Deregulating School Aid in California: How Educators Allocate Flexible Tier 3 Categorical Funds: Findings from 10 School Districts, 2009-2010

Deregulating School Aid in California: How Educators Allocate Flexible Tier 3 Categorical Funds: Findings from 10 School Districts, 2009-2010
May 26, 2011 Stuart Foundation

This report details how leaders in 10 California school districts responded to the deregulation of $4.5 billion in education funding. It documents what happened in the ten varied districts, how budget decision were made by district leaders, and what local conditions are linked to districts’ response to the new flexibility. The study was conducted by researchers from Rand Corporation; the University of California, Berkeley, The University of California, Davis; and San Diego State University. In addition to study’s findings that there were major limitations on deregulation’s effect, the study also illuminated a few ways in which some districts did take advantage of the new flexibility.

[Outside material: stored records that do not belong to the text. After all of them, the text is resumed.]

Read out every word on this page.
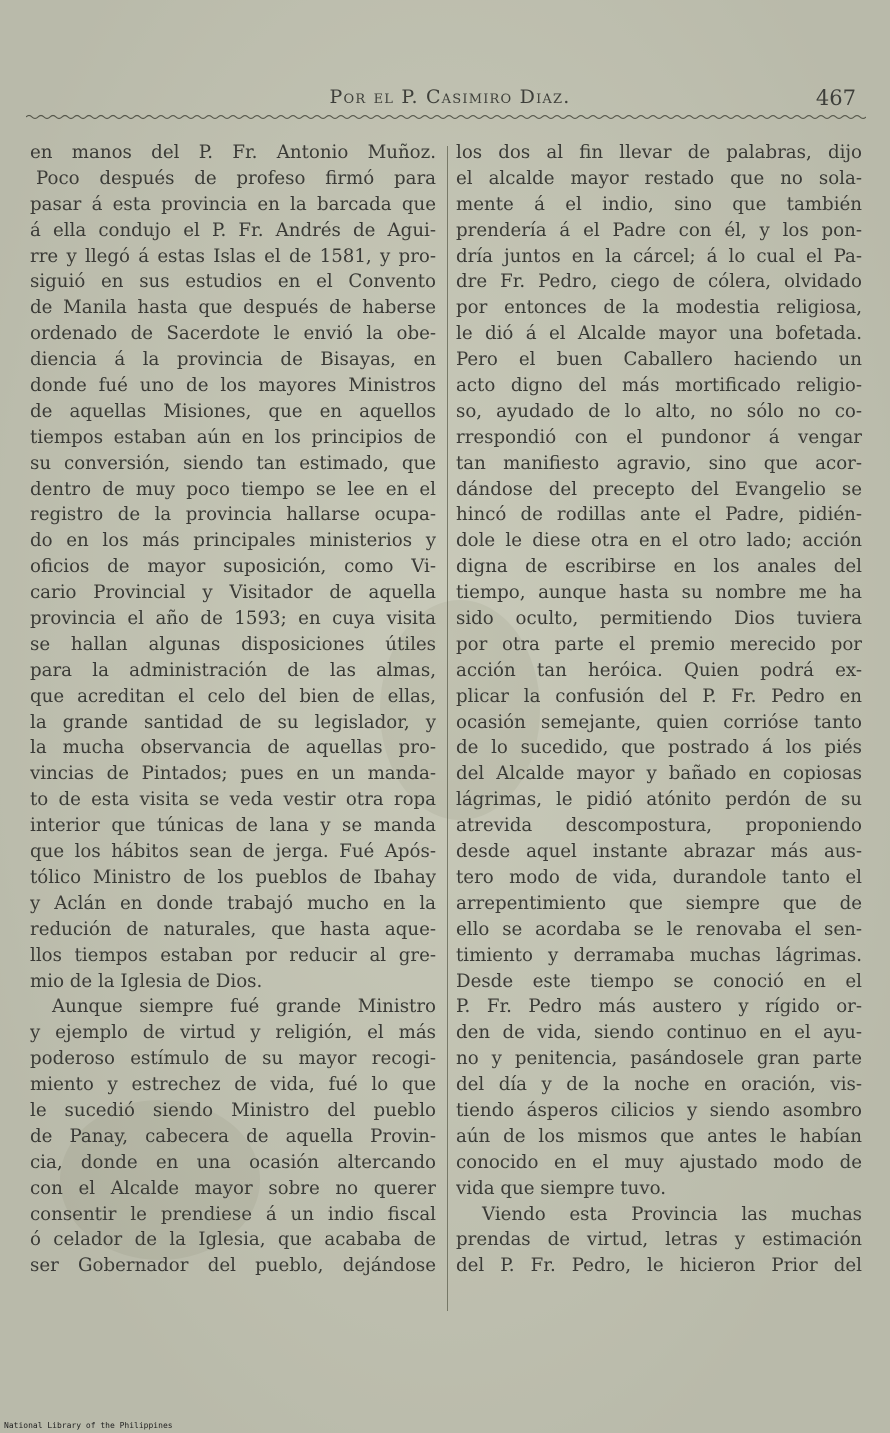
Por el P. Casimiro Diaz.	467
en manos del P. Fr. Antonio Muñoz.
Poco después de profeso firmó para
pasar á esta provincia en la barcada que
á ella condujo el P. Fr. Andrés de Agui-
rre y llegó á estas Islas el de 1581, y pro-
siguió en sus estudios en el Convento
de Manila hasta que después de haberse
ordenado de Sacerdote le envió la obe-
diencia á la provincia de Bisayas, en
donde fué uno de los mayores Ministros
de aquellas Misiones, que en aquellos
tiempos estaban aún en los principios de
su conversión, siendo tan estimado, que
dentro de muy poco tiempo se lee en el
registro de la provincia hallarse ocupa-
do en los más principales ministerios y
oficios de mayor suposición, como Vi-
cario Provincial y Visitador de aquella
provincia el año de 1593; en cuya visita
se hallan algunas disposiciones útiles
para la administración de las almas,
que acreditan el celo del bien de ellas,
la grande santidad de su legislador, y
la mucha observancia de aquellas pro-
vincias de Pintados; pues en un manda-
to de esta visita se veda vestir otra ropa
interior que túnicas de lana y se manda
que los hábitos sean de jerga. Fué Após-
tólico Ministro de los pueblos de Ibahay
y Aclán en donde trabajó mucho en la
redución de naturales, que hasta aque-
llos tiempos estaban por reducir al gre-
mio de la Iglesia de Dios.
Aunque siempre fué grande Ministro
y ejemplo de virtud y religión, el más
poderoso estímulo de su mayor recogi-
miento y estrechez de vida, fué lo que
le sucedió siendo Ministro del pueblo
de Panay, cabecera de aquella Provin-
cia, donde en una ocasión altercando
con el Alcalde mayor sobre no querer
consentir le prendiese á un indio fiscal
ó celador de la Iglesia, que acababa de
ser Gobernador del pueblo, dejándose
los dos al fin llevar de palabras, dijo
el alcalde mayor restado que no sola-
mente á el indio, sino que también
prendería á el Padre con él, y los pon-
dría juntos en la cárcel; á lo cual el Pa-
dre Fr. Pedro, ciego de cólera, olvidado
por entonces de la modestia religiosa,
le dió á el Alcalde mayor una bofetada.
Pero el buen Caballero haciendo un
acto digno del más mortificado religio-
so, ayudado de lo alto, no sólo no co-
rrespondió con el pundonor á vengar
tan manifiesto agravio, sino que acor-
dándose del precepto del Evangelio se
hincó de rodillas ante el Padre, pidién-
dole le diese otra en el otro lado; acción
digna de escribirse en los anales del
tiempo, aunque hasta su nombre me ha
sido oculto, permitiendo Dios tuviera
por otra parte el premio merecido por
acción tan heróica. Quien podrá ex-
plicar la confusión del P. Fr. Pedro en
ocasión semejante, quien corrióse tanto
de lo sucedido, que postrado á los piés
del Alcalde mayor y bañado en copiosas
lágrimas, le pidió atónito perdón de su
atrevida descompostura, proponiendo
desde aquel instante abrazar más aus-
tero modo de vida, durandole tanto el
arrepentimiento que siempre que de
ello se acordaba se le renovaba el sen-
timiento y derramaba muchas lágrimas.
Desde este tiempo se conoció en el
P. Fr. Pedro más austero y rígido or-
den de vida, siendo continuo en el ayu-
no y penitencia, pasándosele gran parte
del día y de la noche en oración, vis-
tiendo ásperos cilicios y siendo asombro
aún de los mismos que antes le habían
conocido en el muy ajustado modo de
vida que siempre tuvo.
Viendo esta Provincia las muchas
prendas de virtud, letras y estimación
del P. Fr. Pedro, le hicieron Prior del
National Library of the Philippines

  • Superintendents and districts with existing student learning initiatives were more likely to use the new flexibility to fund local education priorities.
  • Some education superintendents consolidated the funds under the new flexibility for “improvement of teaching, utilizing student data more rigorously,” and targeting disadvantaged students.
  • Surprisingly, relative fiscal health did not correlate to how districts used the flexible funds, for example, whether they backfilled cuts or strengthened reform programs.